Review of Raazi (2018) by Swati K — 16 Nov 2018
Raazi is an epic that tells a previously untold story of a Kashmiri college student who marries a Pakistani army officer to spy for India during the Indo-Pakistani War of 1971 during the midst of East Pakistan's fight for liberation. Alia Bhatt is the star of the film and we see her in this role transcending normative Bollywood heroine roles arriving at something entirely different; Sehmat represents a different type of heroine and even so, maybe a different type of Mother India. The film begins in the present-day on an Indian army ship addressing a group of soldiers detailing the sacrifices a particular woman made whilst undercover in Pakistan during the horrific war in 1971. The story flashes to the events right before the war when Sehmat's father, an Indian agent posing as a Pakistani informant, arranges her marriage to his Pakistani Brigadier "friend's" son, Iqbal Syed, another military officer. The story follows 20-year-old Sehmat's training and journey into infiltrating the enemy in the name of her country.
Unlike Veer-Zaara, which I would argue is a love story set in the context of war and its aftermath, Raazi is a war story with brief subplots hinting to life during war-what love looks like, what domestic life looks like, what family looks like during horrific, trying times. Because Raazi is still, of course, a Bollywood movie, there's still extradiegetic song sequences, though are few and not accompanied with dancing or playback singing. Similar to Veer-Zaara and Main Hoon Na, though, Raazi humanizes Pakistan and Pakistanis in ways many other Bollywood war films don't. Like Saba Bhaumik says in "Politics of Indian War Films," many war films paint Pakistanis as inherently evil and villainous (86). These three films resist "the stereotypical discourse about the Muslim criminal and terrorist as a threat to the Indian nation that marks much Hindi cinema" and show the similarities between Indians and Pakistanis echoing the sentiment that Pakistanis love their family and country like Indians do so what makes them so characteristically different (Violent Belongings: Partition, Gender, and National Culture in Postcolonial India 158)? Even the name of the film, Raazi, is a statement because it's an Urdu word; the film could have easily been called Sehmat, but the director, Meghna Gulzar, made a deliberate choice to make the title the Urdu equivalent. This plus the fact that the main character, Sehmat, is Muslim, points to this Bollywood secularity that we all know and love, but also solidifies that the differences between an Indian and Pakistani are just the name. It also sends the message that there is indeed a place for Muslims in India and its national story no matter what current events reflect.

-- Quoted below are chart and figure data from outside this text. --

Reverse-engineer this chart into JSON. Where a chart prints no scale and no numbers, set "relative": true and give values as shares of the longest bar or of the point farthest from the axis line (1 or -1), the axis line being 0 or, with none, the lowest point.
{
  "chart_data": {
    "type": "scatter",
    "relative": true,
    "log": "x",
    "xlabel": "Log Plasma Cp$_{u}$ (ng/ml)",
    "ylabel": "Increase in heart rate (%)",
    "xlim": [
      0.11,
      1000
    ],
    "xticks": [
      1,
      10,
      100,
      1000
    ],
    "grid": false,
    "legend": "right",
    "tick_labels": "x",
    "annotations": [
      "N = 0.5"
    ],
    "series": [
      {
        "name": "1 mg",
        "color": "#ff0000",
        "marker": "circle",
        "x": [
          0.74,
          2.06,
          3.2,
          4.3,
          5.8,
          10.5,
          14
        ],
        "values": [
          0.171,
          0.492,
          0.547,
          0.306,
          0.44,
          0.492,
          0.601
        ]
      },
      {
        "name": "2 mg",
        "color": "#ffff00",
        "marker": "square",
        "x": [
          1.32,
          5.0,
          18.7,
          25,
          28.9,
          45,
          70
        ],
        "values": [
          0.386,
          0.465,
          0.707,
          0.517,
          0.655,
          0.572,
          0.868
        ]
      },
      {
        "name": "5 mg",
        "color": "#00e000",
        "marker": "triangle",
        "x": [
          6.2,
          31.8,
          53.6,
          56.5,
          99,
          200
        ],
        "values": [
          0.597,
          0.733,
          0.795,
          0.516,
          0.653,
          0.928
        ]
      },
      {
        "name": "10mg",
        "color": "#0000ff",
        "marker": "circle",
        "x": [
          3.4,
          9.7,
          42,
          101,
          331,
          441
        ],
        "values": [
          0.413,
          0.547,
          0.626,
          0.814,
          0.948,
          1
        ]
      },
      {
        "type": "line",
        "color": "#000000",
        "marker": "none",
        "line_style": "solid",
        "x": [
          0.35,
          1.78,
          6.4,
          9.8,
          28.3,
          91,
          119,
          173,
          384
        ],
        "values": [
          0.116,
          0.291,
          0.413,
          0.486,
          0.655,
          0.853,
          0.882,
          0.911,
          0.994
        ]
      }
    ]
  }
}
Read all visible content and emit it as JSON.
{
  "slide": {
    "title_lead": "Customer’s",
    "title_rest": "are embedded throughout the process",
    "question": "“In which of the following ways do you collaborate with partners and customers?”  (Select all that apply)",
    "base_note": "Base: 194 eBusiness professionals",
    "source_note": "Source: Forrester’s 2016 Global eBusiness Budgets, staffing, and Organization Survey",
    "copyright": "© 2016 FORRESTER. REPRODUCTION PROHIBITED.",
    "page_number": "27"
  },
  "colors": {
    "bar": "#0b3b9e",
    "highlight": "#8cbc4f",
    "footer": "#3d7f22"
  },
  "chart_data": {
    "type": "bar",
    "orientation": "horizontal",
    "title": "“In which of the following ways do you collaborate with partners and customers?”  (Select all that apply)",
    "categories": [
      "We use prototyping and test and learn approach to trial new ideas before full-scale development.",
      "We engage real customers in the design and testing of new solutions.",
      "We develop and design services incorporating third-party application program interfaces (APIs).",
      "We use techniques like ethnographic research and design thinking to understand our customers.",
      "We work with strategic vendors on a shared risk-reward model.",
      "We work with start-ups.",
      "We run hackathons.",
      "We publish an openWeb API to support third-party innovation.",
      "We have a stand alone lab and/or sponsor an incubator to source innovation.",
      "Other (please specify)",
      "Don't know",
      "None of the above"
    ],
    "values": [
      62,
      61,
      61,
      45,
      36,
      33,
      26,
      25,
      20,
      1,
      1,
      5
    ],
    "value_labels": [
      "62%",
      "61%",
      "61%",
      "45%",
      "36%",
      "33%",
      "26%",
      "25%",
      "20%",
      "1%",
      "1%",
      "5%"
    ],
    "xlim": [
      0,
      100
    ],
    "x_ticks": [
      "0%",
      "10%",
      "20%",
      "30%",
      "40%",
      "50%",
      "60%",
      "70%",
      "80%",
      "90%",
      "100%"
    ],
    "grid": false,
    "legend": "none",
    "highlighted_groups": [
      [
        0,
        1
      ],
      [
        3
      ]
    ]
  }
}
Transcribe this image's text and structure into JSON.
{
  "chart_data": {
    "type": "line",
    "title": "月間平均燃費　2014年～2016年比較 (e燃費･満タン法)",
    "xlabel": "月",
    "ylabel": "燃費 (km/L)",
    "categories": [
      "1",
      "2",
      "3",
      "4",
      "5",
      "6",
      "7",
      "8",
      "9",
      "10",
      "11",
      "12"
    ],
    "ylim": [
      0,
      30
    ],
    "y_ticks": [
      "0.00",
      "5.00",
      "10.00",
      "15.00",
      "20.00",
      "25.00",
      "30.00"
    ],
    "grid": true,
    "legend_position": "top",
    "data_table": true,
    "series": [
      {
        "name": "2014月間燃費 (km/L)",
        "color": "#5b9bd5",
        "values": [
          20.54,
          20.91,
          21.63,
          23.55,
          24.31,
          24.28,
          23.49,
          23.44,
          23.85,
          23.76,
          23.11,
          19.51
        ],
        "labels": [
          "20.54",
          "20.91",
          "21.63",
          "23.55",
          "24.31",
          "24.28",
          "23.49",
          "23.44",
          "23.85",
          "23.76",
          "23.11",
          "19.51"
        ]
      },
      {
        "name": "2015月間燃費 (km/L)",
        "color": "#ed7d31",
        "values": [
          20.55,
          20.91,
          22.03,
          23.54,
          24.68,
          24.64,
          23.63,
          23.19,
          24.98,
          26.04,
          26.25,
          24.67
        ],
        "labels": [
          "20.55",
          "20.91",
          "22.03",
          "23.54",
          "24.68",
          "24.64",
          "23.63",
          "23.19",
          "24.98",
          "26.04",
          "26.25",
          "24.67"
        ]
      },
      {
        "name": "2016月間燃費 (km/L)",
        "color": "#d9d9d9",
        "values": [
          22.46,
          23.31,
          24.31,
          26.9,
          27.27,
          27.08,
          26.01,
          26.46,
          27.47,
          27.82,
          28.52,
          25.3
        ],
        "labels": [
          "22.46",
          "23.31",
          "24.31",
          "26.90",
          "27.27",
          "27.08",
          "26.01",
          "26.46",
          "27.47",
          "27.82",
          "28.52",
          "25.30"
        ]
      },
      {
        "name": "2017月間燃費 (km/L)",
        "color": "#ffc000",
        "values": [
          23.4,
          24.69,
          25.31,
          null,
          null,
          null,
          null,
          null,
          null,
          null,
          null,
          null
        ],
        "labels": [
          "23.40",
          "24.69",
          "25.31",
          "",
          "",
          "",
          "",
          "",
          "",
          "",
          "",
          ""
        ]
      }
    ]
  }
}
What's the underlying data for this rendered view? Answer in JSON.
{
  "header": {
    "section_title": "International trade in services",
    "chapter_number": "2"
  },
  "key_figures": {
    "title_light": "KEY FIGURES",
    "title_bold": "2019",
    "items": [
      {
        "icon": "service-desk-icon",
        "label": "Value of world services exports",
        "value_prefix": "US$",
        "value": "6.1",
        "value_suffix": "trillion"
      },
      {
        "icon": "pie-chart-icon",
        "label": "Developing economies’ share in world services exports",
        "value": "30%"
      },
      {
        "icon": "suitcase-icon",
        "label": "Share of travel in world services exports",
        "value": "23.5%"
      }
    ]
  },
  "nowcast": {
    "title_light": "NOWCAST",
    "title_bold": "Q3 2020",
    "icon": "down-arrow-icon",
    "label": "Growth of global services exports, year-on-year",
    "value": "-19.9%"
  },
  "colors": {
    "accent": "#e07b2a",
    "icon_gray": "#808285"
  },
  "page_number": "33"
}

All in all, I really loved this movie and what it stood for as a whole. Finally the stories of women during war are coming out, and even though South Asia as a whole has a lot more work to do concerning this, I see Raazi as a success. Sehmat represents one of millions of Pakistani, Indian, Bengali women who faced unspeakable acts of violence during these wars that were then erased from history, society, and the entire countries' narrative. How do you heal from pain when it's not acknowledged? Raazi makes steps in eroding this culture of silence.
Something small that I think the film could have done better is more adequately mention East Pakistan/Bangladesh. The entire plot is centered around these moments before the military confrontation between India and Pakistan during East Pakistan's liberation yet they are a third party in their own independence story.
This review of Raazi (2018) was written by Swati K on 16 Nov 2018.
Raazi has generally received very positive reviews.